Articoli e Interventi >> Con le sole parole non si può programmare
 
Quando il Presidente della Regione Mario  Oliverio, commentando le ultime analisi della  Svimez sulla situazione socio-economica delle regioni del Mezzogiorno, sostiene, tra l'altro, che spetta alle classi dirigenti meridionali esprimere tutto "il potenziale di forza programmatica...", dice una cosa "buona e giusta".
E quando, poi, sottolinea che “i segnali della ripresa devono passare anche dalla Calabria con strumenti di programmazione e ripartizione delle risorse in grado di impegnare cervelli, intelligenze e giovani lavoratori in fuga”, dice una cosa ancora "più buona e più giusta".
Ma, come tutti ben sappiamo, una cosa è dire ed un'altra cosa è fare, atteso che il processo di programmazione in Calabria non è mai stato avviato e l'Istituto regionale  non è mai riuscito a dotarsi di un vero piano regionale di sviluppo.
Anche se lo statuto regionale e tutti i documenti politico-programmatici, sottoscritti dai partiti di maggioranza, in occasione della elezione dei vari Presidenti e dei componenti delle Giunte, ne hanno sempre esaltato la sua indispensabilità, la classe politica regionale non ha fatto alcuno sforzo per avviare tale processo, in quanto, come è noto,  la programmazione impone regole ben precise, a livello di responsabilità dei soggetti coinvolti, di strumenti da adottare, di risorse finanziarie da utilizzare, di lotta al clientelismo, di riduzione degli sprechi e di vincoli agli intrecci tra politica ed affari.
Naturalmente, ordinare un insieme di regole necessarie per guidare e rendere trasparente la politica economica regionale, non solo nel breve, ma anche nel medio e nel lungo periodo, non è mai stata una vera “vocazione” della maggior parte della classe politica.
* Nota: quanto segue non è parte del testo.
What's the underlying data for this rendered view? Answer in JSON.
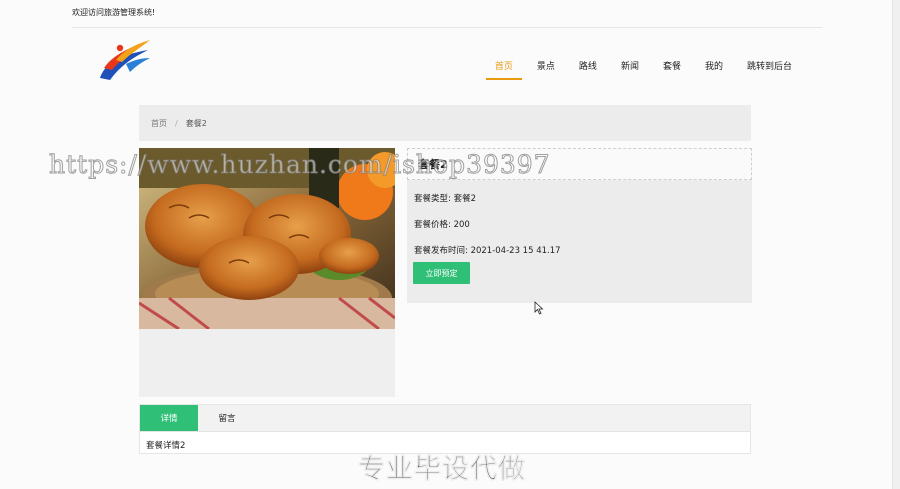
{
  "header": {
    "welcome": "欢迎访问旅游管理系统!",
    "logo": "logo-icon"
  },
  "nav": {
    "items": [
      "首页",
      "景点",
      "路线",
      "新闻",
      "套餐",
      "我的",
      "跳转到后台"
    ],
    "active_index": 0,
    "active_color": "#e89a11"
  },
  "breadcrumb": {
    "home": "首页",
    "separator": "/",
    "current": "套餐2"
  },
  "package": {
    "title": "套餐2",
    "type_label": "套餐类型:",
    "type_value": "套餐2",
    "price_label": "套餐价格:",
    "price_value": "200",
    "time_label": "套餐发布时间:",
    "time_value": "2021-04-23 15 41.17",
    "book_label": "立即预定",
    "accent": "#2fbf77",
    "image": "fried-chicken-photo"
  },
  "tabs": {
    "items": [
      "详情",
      "留言"
    ],
    "active_index": 0,
    "content": "套餐详情2"
  },
  "overlay": {
    "watermark": "https://www.huzhan.com/ishop39397",
    "caption": "专业毕设代做"
  }
}
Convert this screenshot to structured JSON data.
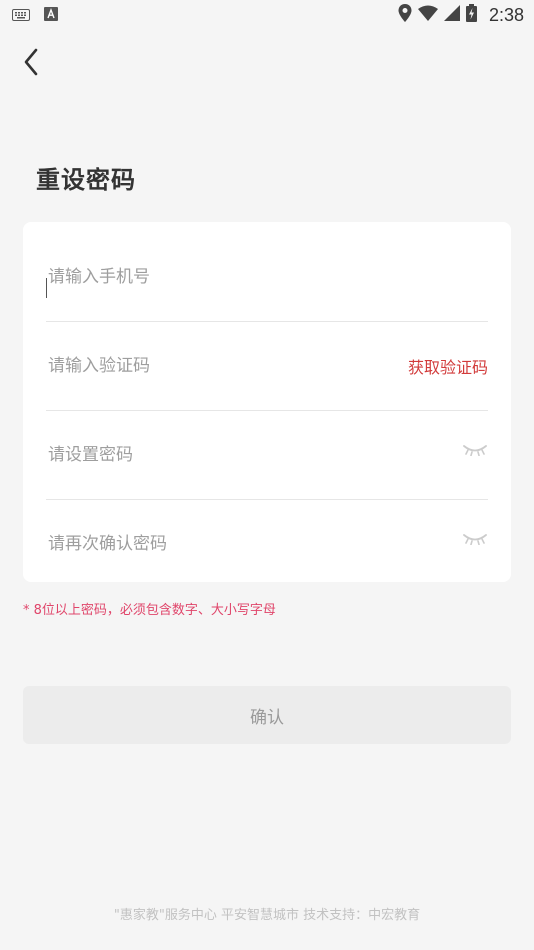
{
  "status_bar": {
    "time": "2:38",
    "icons": [
      "keyboard-icon",
      "font-icon",
      "location-icon",
      "wifi-icon",
      "signal-icon",
      "battery-charging-icon"
    ]
  },
  "page": {
    "title": "重设密码"
  },
  "form": {
    "phone_placeholder": "请输入手机号",
    "code_placeholder": "请输入验证码",
    "get_code_label": "获取验证码",
    "password_placeholder": "请设置密码",
    "confirm_password_placeholder": "请再次确认密码"
  },
  "hint": "* 8位以上密码，必须包含数字、大小写字母",
  "confirm_button_label": "确认",
  "footer": "\"惠家教\"服务中心 平安智慧城市 技术支持：中宏教育",
  "colors": {
    "accent_red": "#d23b3b",
    "hint_pink": "#e0456a",
    "background": "#f5f5f5",
    "card": "#ffffff",
    "button_disabled": "#ececec"
  }
}
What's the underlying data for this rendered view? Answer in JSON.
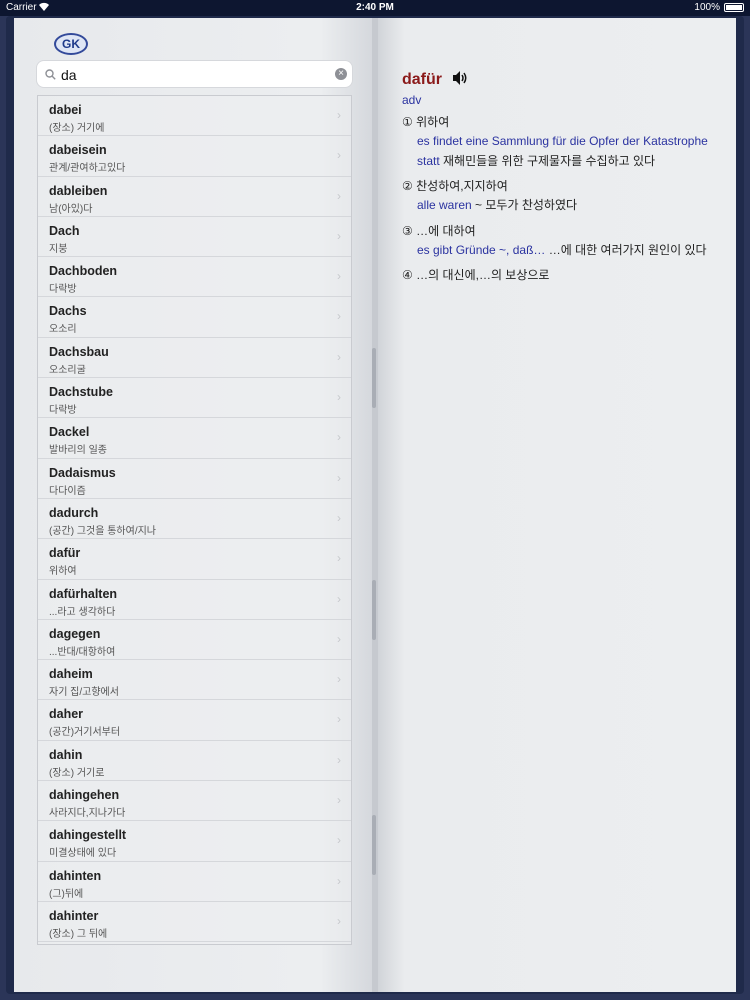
{
  "status_bar": {
    "carrier": "Carrier",
    "time": "2:40 PM",
    "battery": "100%"
  },
  "logo_text": "GK",
  "search": {
    "value": "da"
  },
  "word_list": [
    {
      "word": "dabei",
      "gloss": "(장소) 거기에"
    },
    {
      "word": "dabeisein",
      "gloss": "관계/관여하고있다"
    },
    {
      "word": "dableiben",
      "gloss": "남(아있)다"
    },
    {
      "word": "Dach",
      "gloss": "지붕"
    },
    {
      "word": "Dachboden",
      "gloss": "다락방"
    },
    {
      "word": "Dachs",
      "gloss": "오소리"
    },
    {
      "word": "Dachsbau",
      "gloss": "오소리굴"
    },
    {
      "word": "Dachstube",
      "gloss": "다락방"
    },
    {
      "word": "Dackel",
      "gloss": "발바리의 일종"
    },
    {
      "word": "Dadaismus",
      "gloss": "다다이즘"
    },
    {
      "word": "dadurch",
      "gloss": "(공간) 그것을 통하여/지나"
    },
    {
      "word": "dafür",
      "gloss": "위하여"
    },
    {
      "word": "dafürhalten",
      "gloss": "...라고 생각하다"
    },
    {
      "word": "dagegen",
      "gloss": "...반대/대항하여"
    },
    {
      "word": "daheim",
      "gloss": "자기 집/고향에서"
    },
    {
      "word": "daher",
      "gloss": "(공간)거기서부터"
    },
    {
      "word": "dahin",
      "gloss": "(장소) 거기로"
    },
    {
      "word": "dahingehen",
      "gloss": "사라지다,지나가다"
    },
    {
      "word": "dahingestellt",
      "gloss": "미결상태에 있다"
    },
    {
      "word": "dahinten",
      "gloss": "(그)뒤에"
    },
    {
      "word": "dahinter",
      "gloss": "(장소) 그 뒤에"
    }
  ],
  "entry": {
    "headword": "dafür",
    "pos": "adv",
    "senses": [
      {
        "num": "①",
        "text": "위하여"
      },
      {
        "num": "②",
        "text": "찬성하여,지지하여"
      },
      {
        "num": "③",
        "text": "…에 대하여"
      },
      {
        "num": "④",
        "text": "…의 대신에,…의 보상으로"
      }
    ],
    "examples": [
      {
        "de": "es findet eine Sammlung für die Opfer der Katastrophe statt",
        "ko": " 재해민들을 위한 구제물자를 수집하고 있다"
      },
      {
        "de": "alle waren",
        "ko": " ~ 모두가 찬성하였다"
      },
      {
        "de": "es gibt Gründe ~, daß…",
        "ko": " …에 대한 여러가지 원인이 있다"
      }
    ]
  }
}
Non a caso, tutti i timidi e pochissimi  tentativi per elaborare un piano regionale di sviluppo sono puntualmente falliti.
Ci provò, nel 1973, il primo Presidente della Regione Calabria, Antonio Guarasci,  con la presentazione di una bozza di “Ipotesi di piano di sviluppo” (nel contesto dello "Schema Generale di Sviluppo della Regione Calabria  1966/70” elaborato dal Comitato Regionale per la Programmazione Economica).
Il documento venne abbandonato a seguito della sua prematura scomparsa.
Ci provò anche il Presidente Aldo Ferrara nel 1977, su spinta del PCI (era il periodo "delle larghe intese"), con  un “Documento di avvio per la programmazione dello sviluppo economico della Calabria”, successivamente messo da parte, a causa delle frequenti crisi di giunta.
Neanche la legge nazionale n.335/77 e la prima normativa regionale in materia di bilancio (legge regionale n.5/78) riuscirono stimolare il livello politico ad avviare un reale processo di piano.
Le stesse “Linee programmatiche regionali di sviluppo economico” approvate, nel 1982, dalla Giunta presieduta da Bruno Dominijanni, su iniziativa dell'allora Assessore alla Programmazione e Affari Comunitari, Carmelo Pujia, vennero congelate in attesa di “tempi migliori”.
Il “Piano territoriale regionale di coordinamento”, la cui elaborazione venne affidata, nel 1984, dalla Giunta regionale ad un gruppo di lavoro misto composto dai rappresentanti delle due università calabresi (l’Università della Calabria e l’allora Facoltà di urbanistica dell’Università di Reggio Calabria), non vide mai la luce.
L’unico documento di piano approvato dal Consiglio regionale, nel 1989, fu il “Quadro Generale di Riferimento” adottato, due anni prima, dalla giunta presieduta da Rosario Olivo, su Proposta dl Vicepresidente Franco Politano.
Anche questo elaborato rimase lettera morta.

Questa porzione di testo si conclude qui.